Some women, of course, have learned from their own life. "At 28, I was terrified of the world," says Mary Lou Parsons, a Raleigh, N.C., professional fund raiser, recalling her 1980 divorce. "I'd been raised a Southern woman, sheltered and protected by my family, then by my husband." In the ensuing 20 years she learned to raise her kids on her own--and how to start her own business, buy a town house, move to Alaska and back and, most of all, relish life on her own. "I had to get beyond that thinking in a lot of women's minds that aloneness is not O.K. But now I find solitude exhilarating." Marcelle Clements, author of The Improvised Woman: Single Women Reinventing the Single Life, notes that there are many women, like Parsons, who were "taken by surprise. They were in relationships that broke up, hit what they thought was catastrophe, only to find that they were O.K., and [they] adopt an attitude that said, I'm fine, I don't need to be with anyone else."

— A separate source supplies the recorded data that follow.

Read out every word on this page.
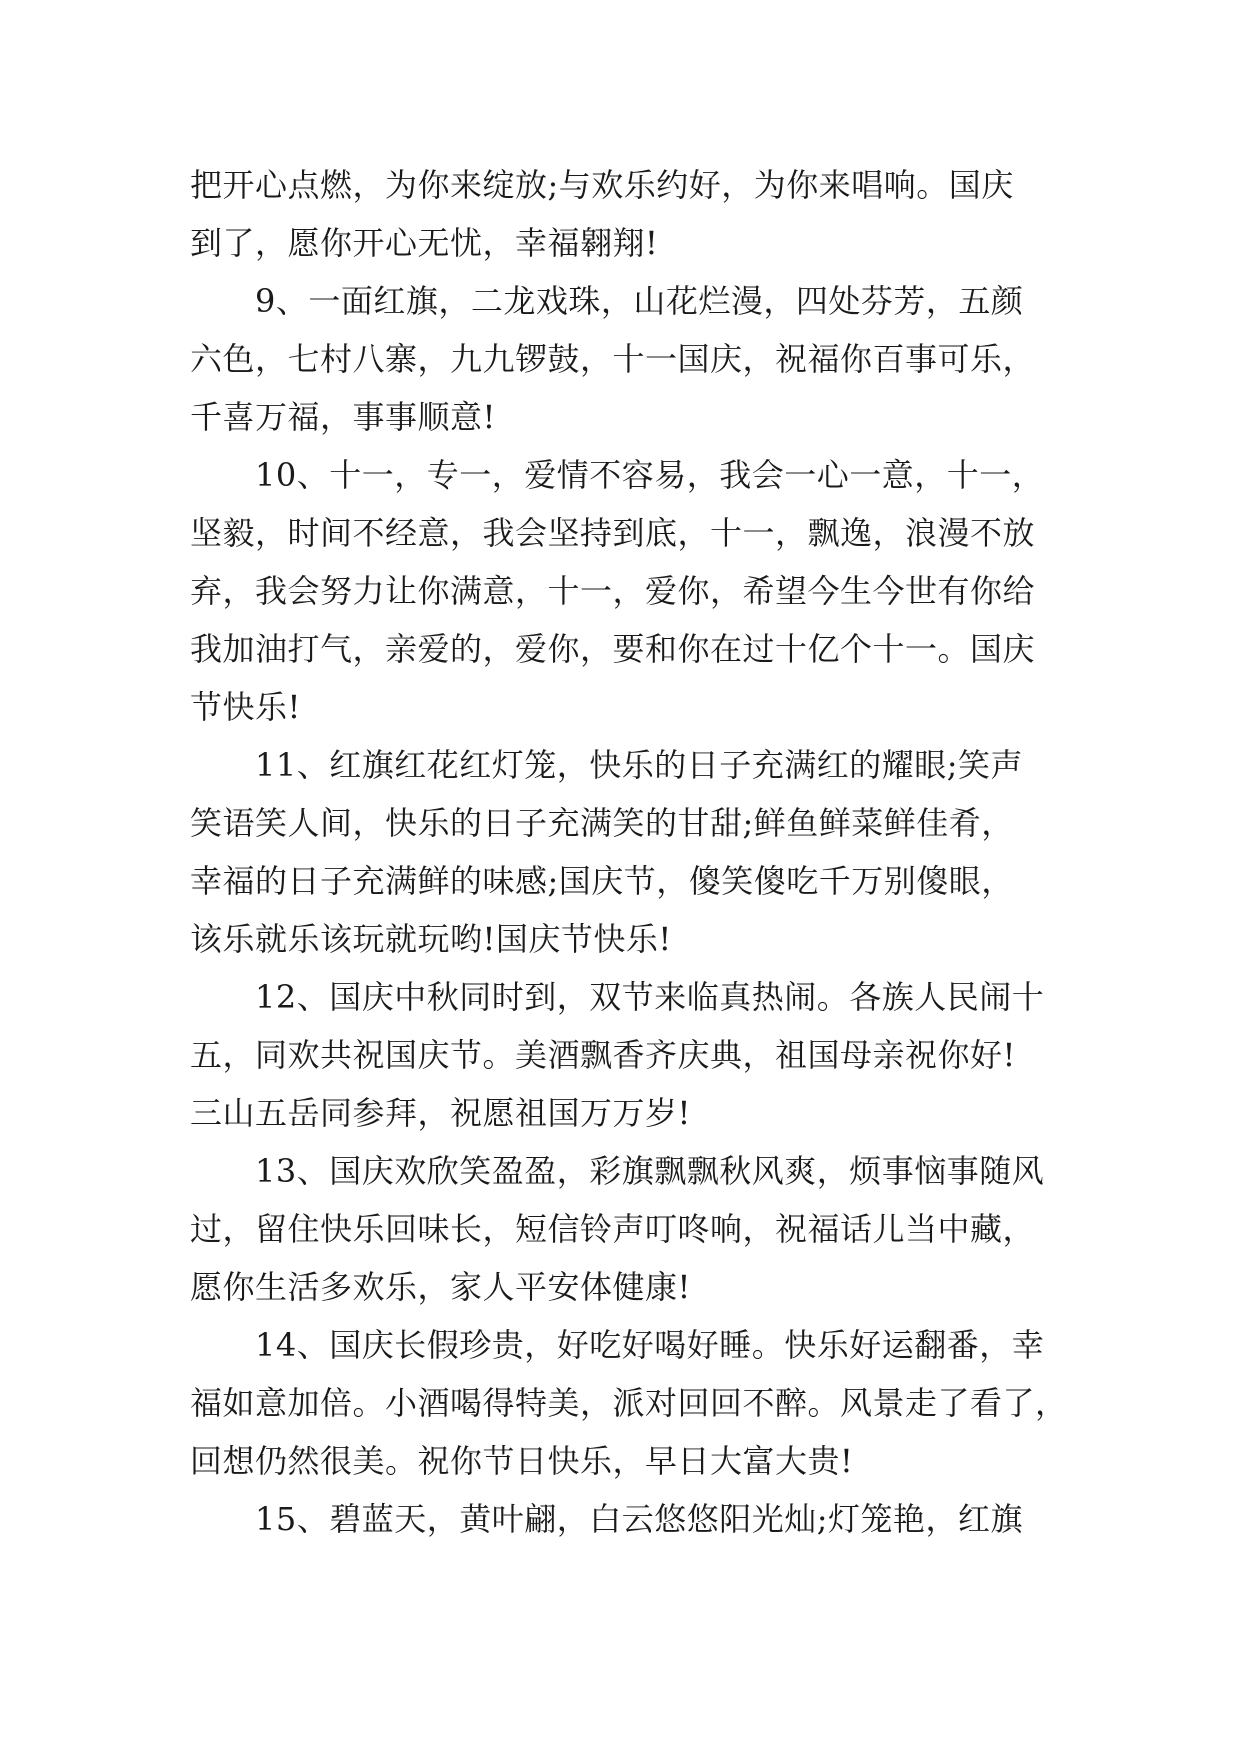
把开心点燃，为你来绽放;与欢乐约好，为你来唱响。国庆
到了，愿你开心无忧，幸福翱翔!
9、一面红旗，二龙戏珠，山花烂漫，四处芬芳，五颜
六色，七村八寨，九九锣鼓，十一国庆，祝福你百事可乐，
千喜万福，事事顺意!
10、十一，专一，爱情不容易，我会一心一意，十一，
坚毅，时间不经意，我会坚持到底，十一，飘逸，浪漫不放
弃，我会努力让你满意，十一，爱你，希望今生今世有你给
我加油打气，亲爱的，爱你，要和你在过十亿个十一。国庆
节快乐!
11、红旗红花红灯笼，快乐的日子充满红的耀眼;笑声
笑语笑人间，快乐的日子充满笑的甘甜;鲜鱼鲜菜鲜佳肴，
幸福的日子充满鲜的味感;国庆节，傻笑傻吃千万别傻眼，
该乐就乐该玩就玩哟!国庆节快乐!
12、国庆中秋同时到，双节来临真热闹。各族人民闹十
五，同欢共祝国庆节。美酒飘香齐庆典，祖国母亲祝你好!
三山五岳同参拜，祝愿祖国万万岁!
13、国庆欢欣笑盈盈，彩旗飘飘秋风爽，烦事恼事随风
过，留住快乐回味长，短信铃声叮咚响，祝福话儿当中藏，
愿你生活多欢乐，家人平安体健康!
14、国庆长假珍贵，好吃好喝好睡。快乐好运翻番，幸
福如意加倍。小酒喝得特美，派对回回不醉。风景走了看了，
回想仍然很美。祝你节日快乐，早日大富大贵!
15、碧蓝天，黄叶翩，白云悠悠阳光灿;灯笼艳，红旗
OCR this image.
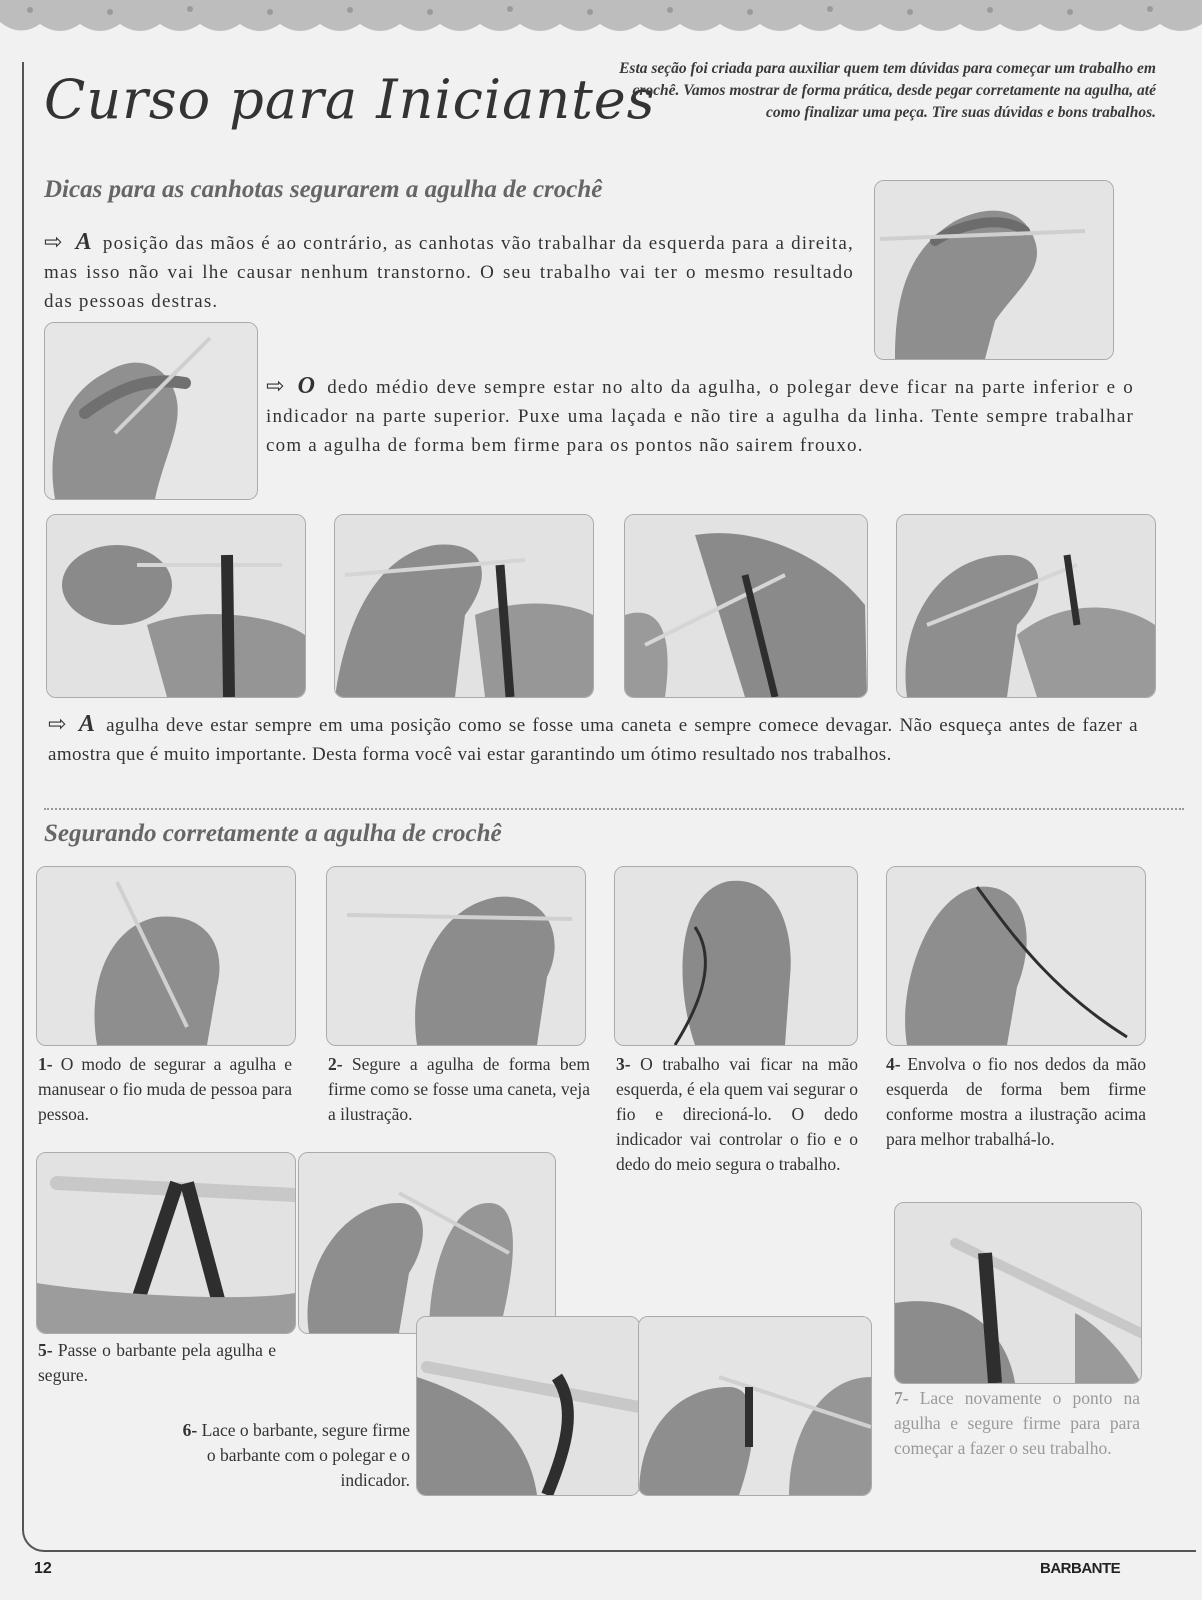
Curso para Iniciantes
Esta seção foi criada para auxiliar quem tem dúvidas para começar um trabalho em crochê. Vamos mostrar de forma prática, desde pegar corretamente na agulha, até como finalizar uma peça. Tire suas dúvidas e bons trabalhos.
Dicas para as canhotas segurarem a agulha de crochê
⇨ A posição das mãos é ao contrário, as canhotas vão trabalhar da esquerda para a direita, mas isso não vai lhe causar nenhum transtorno. O seu trabalho vai ter o mesmo resultado das pessoas destras.
⇨ O dedo médio deve sempre estar no alto da agulha, o polegar deve ficar na parte inferior e o indicador na parte superior. Puxe uma laçada e não tire a agulha da linha. Tente sempre trabalhar com a agulha de forma bem firme para os pontos não sairem frouxo.
⇨ A agulha deve estar sempre em uma posição como se fosse uma caneta e sempre comece devagar. Não esqueça antes de fazer a amostra que é muito importante. Desta forma você vai estar garantindo um ótimo resultado nos trabalhos.
Segurando corretamente a agulha de crochê
1- O modo de segurar a agulha e manusear o fio muda de pessoa para pessoa.
2- Segure a agulha de forma bem firme como se fosse uma caneta, veja a ilustração.
3- O trabalho vai ficar na mão esquerda, é ela quem vai segurar o fio e direcioná-lo. O dedo indicador vai controlar o fio e o dedo do meio segura o trabalho.
4- Envolva o fio nos dedos da mão esquerda de forma bem firme conforme mostra a ilustração acima para melhor trabalhá-lo.
5- Passe o barbante pela agulha e segure.
6- Lace o barbante, segure firme o barbante com o polegar e o indicador.
7- Lace novamente o ponto na agulha e segure firme para para começar a fazer o seu trabalho.
12	BARBANTE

Not surprisingly, many conservatives are disturbed at this growing acceptance of singlehood and its implied rejection of marriage. Danielle Crittenden, author of What Our Mothers Didn't Tell Us, argues that women have set themselves up for disappointment, putting off marriage until their 30s only to find themselves unskilled in the art of compatibility and surrounded by male peers looking over their Chardonnays at women in their 20s. "Modern people approach marriage like it's a Bosnia-Serbia negotiation. Marriage is no longer as attractive to men," she says. "No one's telling college girls it's easier to have kids in your 20s than in your 30s."